Capturing the Instagram Aesthetic in Hotels 

With the rise of Instagram and competition from Airbnb, hotels are increasingly having to create striking and unique interior designs to attract customers. Charlotte Edwards speaks to hotel experts about the Instagram effect, and what steps designers need to take to help lure in this vital customer base

As the popularity of Instagram continues to grow, so too does the need for hotels to have the most picture-worthy interiors. Competition in the now social media-obsessed tourism industry is rife, and design can provide a vital edge.

Some hotels are going to extreme lengths to provide memorable and photo-friendly interiors as the hotel market faces added pressure from the popularity of Airbnb.

Sydney’s Ovolo Woolloomooloo boutique hotel, designed by HASSELL takes inspiration from Scandanavian design to produce a bright, open and highly photographable space. Credit: Nicole England

The rise in Instagrammable hotels

The Up Hotel Agency works with a number of hotels, such as Firmdale Hotels in London with their unique Kit Kemp interiors. The company says it has noticed a trend of travellers opting to stay in the more ‘instagramable’ hotels over budget hotels with basic interiors.

“Instagram is influencing conversions for many of our hotels, appearing in the conversion path at some stage - mostly within the early stages of the flow, where potential guests familiarise themselves with the hotel brand, and other guest experiences from checking in at that location,” says Up Hotel Agency head of digital Richard Plant.

“In essence, I think there is a new breed of traveller looking for something different. Experience is everything nowadays, so we are seeing a rise in bookings for unique/quirky hotels not just for leisure, but also business stays.

“Business travel has changed and many industries realise that the big chain hotels, i.e. Travelodge, Holiday Inn, are an antithesis to the creativity and productivity that they require, so are looking for creative places for their staff to stay at - and to snap on Instagram!”

Architect’s Steven Wu and Wang Pe-Jen’s playful refurbishment of the Red Dot Hotel in Taichung City, Taiwan, contrast raw materials with bold design features. Credit: Andrew Chang / Double Hong

A new breed of traveller

Owain Powell, also of UP Hotel Agency, noted that hotels need to embrace the Instagram trend if they want to appeal to today’s generation.

“Today's generation are prepared to pay a little more for a unique experience and take a risk in the search of something unique, rather than booking in at hotels with rooms that tend to all look the same,” he argues.

“These places were a niche in the industry but for many travellers and business bookers they are becoming a staple in reinvigorating the pleasure and creativity of travel.”

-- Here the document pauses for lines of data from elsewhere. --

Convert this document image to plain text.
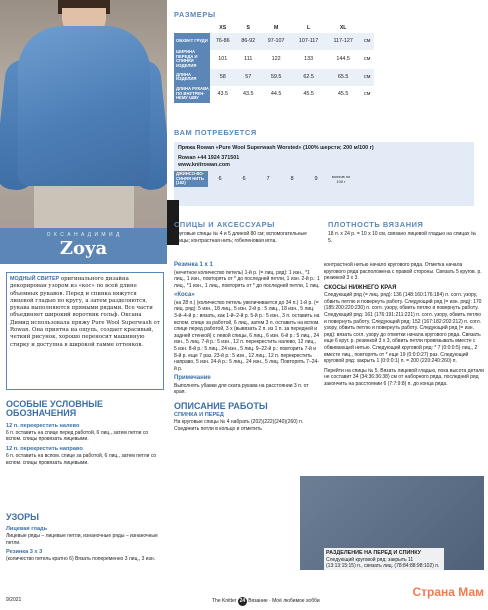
О К С А Н А Д И М И Д
Zoya
МОДНЫЙ СВИТЕР оригинального дизайна декорирован узором из «кос» по всей длине объемных рукавов. Перед и спинка вяжутся лицевой гладью по кругу, а затем разделяются, рукава выполняются прямыми рядами. Все части объединяет широкий воротник гольф. Оксана Димид использовала пряжу Pure Wool Superwash от Rowan. Она приятна на ощупь, создает красивый, четкий рисунок, хорошо переносит машинную стирку и доступна в широкой гамме оттенков.
ОСОБЫЕ УСЛОВНЫЕ ОБОЗНАЧЕНИЯ
12 п. перекрестить налево
6 п. оставить на спице перед работой, 6 лиц., затем петли со вспом. спицы провязать лицевыми.
12 п. перекрестить направо
6 п. оставить на вспом. спице за работой, 6 лиц., затем петли со вспом. спицы провязать лицевыми.
УЗОРЫ
Лицевая гладь
Лицевые ряды – лицевые петли, изнаночные ряды – изнаночные петли.
Резинка 3 х 3
(количество петель кратно 6) Вязать попеременно 3 лиц., 3 изн.
РАЗМЕРЫ
	XS	S	M	L	XL	
ОБХВАТ ГРУДИ	76-86	86-92	97-107	107-117	117-127	см
ШИРИНА ПЕРЕДА И СПИНКИ ИЗДЕЛИЯ	101	111	122	133	144.5	см
ДЛИНА ИЗДЕЛИЯ	58	57	59.5	62.5	65.5	см
ДЛИНА РУКАВА ПО ВНУТРЕН-НЕМУ ШВУ	43.5	43.5	44.5	45.5	45.5	см
ВАМ ПОТРЕБУЕТСЯ
Пряжа Rowan «Pure Wool Superwash Worsted» (100% шерсти; 200 м/100 г)
Rowan +44 1924 371501
www.knitrowan.com
ДЖИНСО-ВО-СИНЯЯ НИТЬ (162)	6	6	7	8	9	мотков по 100 г
СПИЦЫ И АКСЕССУАРЫ
Круговые спицы № 4 и 5 длиной 80 см; вспомогательные спицы; контрастная нить; гобеленовая игла.
ПЛОТНОСТЬ ВЯЗАНИЯ
18 п. х 24 р. = 10 х 10 см, связано лицевой гладью на спицах № 5.
Резинка 1 х 1
(нечетное количество петель) 1-й р. (= лиц. ряд): 1 изн., *1 лиц., 1 изн., повторять от * до последней петли, 1 изн. 2-й р.: 1 лиц., *1 изн., 1 лиц., повторять от * до последней петли, 1 лиц.
«Коса»
(на 28 п.) (количество петель увеличивается до 34 п.) 1-й р. (= лиц. ряд): 5 изн., 18 лиц., 5 изн. 2-й р.: 5 лиц., 18 изн., 5 лиц. 3-й–4-й р.: вязать, как 1-й–2-й р. 5-й р.: 5 изн., 3 п. оставить на вспом. спице за работой, 6 лиц., затем 3 п. оставить на вспом. спице перед работой, 3 х (вывязать 2 п. из 1 п. за передней и задней стенкой) с левой спицы, 6 лиц., 6 изн. 6-й р.: 5 лиц., 24 изн., 5 лиц. 7-й р.: 5 изн., 12 п. перекрестить налево, 12 лиц., 5 изн. 8-й р.: 5 лиц., 24 изн., 5 лиц. 9–22-й р.: повторить 7-й и 8-й р. еще 7 раз. 23-й р.: 5 изн., 12 лиц., 12 п. перекрестить направо, 5 изн. 24-й р.: 5 лиц., 24 изн., 5 лиц. Повторять 7–24-й р.
Примечание
Выполнять убавки для ската рукава на расстоянии 3 п. от края.
ОПИСАНИЕ РАБОТЫ
СПИНКА И ПЕРЕД
На круговые спицы № 4 набрать (202)(222)(240)(260) п. Соединить петли в кольцо и отметить
контрастной нитью начало кругового ряда. Отметка начала кругового ряда расположена с правой стороны. Связать 5 кругов. р. резинкой 3 х 3.
СКОСЫ НИЖНЕГО КРАЯ
Следующий ряд (= лиц. ряд): 136 (148:160:176:184) п. согл. узору, обвить петлю и повернуть работу. Следующий ряд (= изн. ряд): 170 (185:200:220:230) п. согл. узору, обвить петлю и повернуть работу. Следующий ряд: 161 (176:191:211:221) п. согл. узору, обвить петлю и повернуть работу. Следующий ряд: 152 (167:182:202:212) п. согл. узору, обвить петлю и повернуть работу. Следующий ряд (= изн. ряд): вязать согл. узору до отметки начала кругового ряда. Связать еще 6 круг. р. резинкой 3 х 3, обвить петли провязывать вместе с обвивающей нитью. Следующий круговой ряд: * 7 (0:0:0:5) лиц., 2 вместе лиц., повторять от * еще 19 (0:0:0:27) раз. Следующий круговой ряд: закрыть 1 (0:0:0:1) п. = 200 (220:240:260) п.
Перейти на спицы № 5. Вязать лицевой гладью, пока высота детали не составит 34 (34:36:36:38) см от наборного ряда, последний ряд закончить на расстоянии 6 (7:7:9:8) п. до конца ряда.
РАЗДЕЛЕНИЕ НА ПЕРЕД И СПИНКУ
Следующий круговой ряд: закрыть 11 (13:13:15:15) п., связать лиц. (78:84:88:98:102) п.
Страна Мам
9/2021	The Knitter 24 Вязание · Моё любимое хобби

Charlie Worrall, a digital marketing executive for contemporary interior company NGI Designs, agrees that appeasing Instagram users is the unavoidable future for the hotel industry.

“You either love it or you hate it... when people are on holiday and all they're doing is sharing the photos they've just taken in the lobby, the room, the bathroom, balcony and much more,” says Worrall.

“While they can be a bit excessive it presents a great marketing opportunity so you're going to have to step it up a little, make sure your decor isn't out of date and that the style or theme you've gone for works well.

“What's more, a timeless design is key; most will want to stay in a hotel that evokes style and luxury while being affordable. But if they go on Instagram and see that you haven't got this, they won't stay with you.”

SALA Samui Chaweng Beach Resort, designed by onion,  offers panoramic views of Thailand’s Chaweng Beach framed by strong geometry for striking, highly Instagrammable photos. Credit: Wworkspace  /  Wison Tungthunya

Technology driving the next stage in hotel design

Worrall thinks the next hotel interior trend will be an emphasis on technology.

“One of the next big trends, in my opinion, will be the digital walls. We've seen products like the wallpaper TVs. This is essentially a TV that can be stuck to your wall with tape – although it isn't advised!” he says.

“LG's version is only 6mm thick and has a slight bend tolerance too. This means that it can be attached to the wall without it having a big effect on the surrounding areas.”

Unfortunately for the hotels currently trying to enter the Instagram obsessed market, they face stiff competition. Quite a lot of the most popular hotels to Instagram already had elaborate and picturesque interiors even before the rise of the social media website.

For architects and interior designers, then, there is significant pressure to produce stand-out designs.